Review: A new killer in a new town
21 March 2016
by Joseph Winer
I just love puppets. I think it’s fascinating how glued-together pieces of felt can be brought to life to the point where I actually feel for them. There was a brilliant moment when Harvey B. Feltz (James Roscow) entered with his hands tied together, and I felt genuinely upset. A build-up of life through these inanimate creatures led me to this point, in a show that was superb in writing, direction and execution of performances.
The Toyland Murders tells a murder-mystery detective story, as Inspector McGraw (Amy Brough-Akin) tries to track down the culprit of the mysterious murders that are happening in downtown Toyland. Director and designer Ben Hollands presented a perfect blend of sound, story and puppetry to create a delightfully entertaining production.

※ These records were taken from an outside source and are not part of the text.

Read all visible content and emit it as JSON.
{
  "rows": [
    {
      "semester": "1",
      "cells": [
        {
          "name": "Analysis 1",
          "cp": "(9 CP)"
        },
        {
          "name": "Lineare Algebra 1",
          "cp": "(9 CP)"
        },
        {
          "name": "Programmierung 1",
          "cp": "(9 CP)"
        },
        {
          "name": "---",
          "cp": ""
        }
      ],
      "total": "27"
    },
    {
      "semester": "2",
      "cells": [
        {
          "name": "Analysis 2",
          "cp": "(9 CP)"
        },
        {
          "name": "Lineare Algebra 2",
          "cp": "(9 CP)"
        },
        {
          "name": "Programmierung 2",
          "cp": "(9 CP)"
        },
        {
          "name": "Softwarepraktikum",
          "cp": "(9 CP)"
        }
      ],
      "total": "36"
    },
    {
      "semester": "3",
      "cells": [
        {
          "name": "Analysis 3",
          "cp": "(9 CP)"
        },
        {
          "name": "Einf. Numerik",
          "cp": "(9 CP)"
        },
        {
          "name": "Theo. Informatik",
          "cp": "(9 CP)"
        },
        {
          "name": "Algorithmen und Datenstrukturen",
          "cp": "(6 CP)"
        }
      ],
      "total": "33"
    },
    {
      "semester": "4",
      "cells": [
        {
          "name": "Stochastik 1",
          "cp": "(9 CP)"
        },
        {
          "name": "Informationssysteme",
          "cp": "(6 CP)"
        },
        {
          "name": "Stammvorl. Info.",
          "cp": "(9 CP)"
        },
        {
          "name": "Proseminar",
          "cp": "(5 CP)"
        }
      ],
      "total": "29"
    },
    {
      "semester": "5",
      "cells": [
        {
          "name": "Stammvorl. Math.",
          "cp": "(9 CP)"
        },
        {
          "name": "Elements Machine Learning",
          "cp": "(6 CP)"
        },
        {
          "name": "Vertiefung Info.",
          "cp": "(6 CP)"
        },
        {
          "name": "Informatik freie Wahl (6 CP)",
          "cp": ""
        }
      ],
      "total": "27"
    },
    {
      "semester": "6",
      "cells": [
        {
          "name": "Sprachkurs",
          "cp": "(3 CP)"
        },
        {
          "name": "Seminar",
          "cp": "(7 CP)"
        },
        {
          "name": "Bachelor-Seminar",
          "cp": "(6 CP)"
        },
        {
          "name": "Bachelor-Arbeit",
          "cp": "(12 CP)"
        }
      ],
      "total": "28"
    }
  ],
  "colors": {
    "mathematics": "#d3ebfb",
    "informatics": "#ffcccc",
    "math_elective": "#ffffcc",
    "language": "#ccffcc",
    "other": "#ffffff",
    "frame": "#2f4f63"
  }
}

Puppetry is so easy to do badly and so difficult to master. A puppeteer is not only responsible for themselves as a performer, but also for the breath, energy and character of their puppet. Across the board, the actors delivered the perfect balance of puppetry manipulation with personal performance skills, giving a 50/50 human-to-puppet presentation. Brough-Akin’s expression brought her puppet’s face to life, while Roscow moved his puppet with the happy-go-lucky bounce that he needed. Charlotte Kirkman (as Scratch, a sort of master evil-villain wannabe) captured the movement of her puppet with the shapes of her own body, and all performers excelled with their vocal skills, creating quirky, cartoon character voices, with intonation that perfectly fitted the “Toyland” theme of the piece.
Hollands’ script was simply fab. With a collection of cheesy catch lines and flowing dialogue, the 60 minutes sped by in a flash. Darcey Graham’s lighting design cast some beautiful spots and shapes across the stage, and the entire design was a flawless representation of the concept.
Hollands has not only created a brilliant piece of theatre, but he’s somehow managed to create something that I believe would please a wide range of audiences. Essentially, this show could very much be looked upon as a children’s production; with an inoffensive script and colourful storyline, I’m sure a young audience would have been thoroughly entertained. And yet, the audience of (mostly) 16 to 25 year olds laughed at all the right bits and enjoyed it just as much. Hollands has somehow created such a genius piece of work, that it would work for anybody.
In a world where theatre often tries to be political, complex or mask a hidden agenda, sometimes it’s nice to just see something for the sake of entertainment.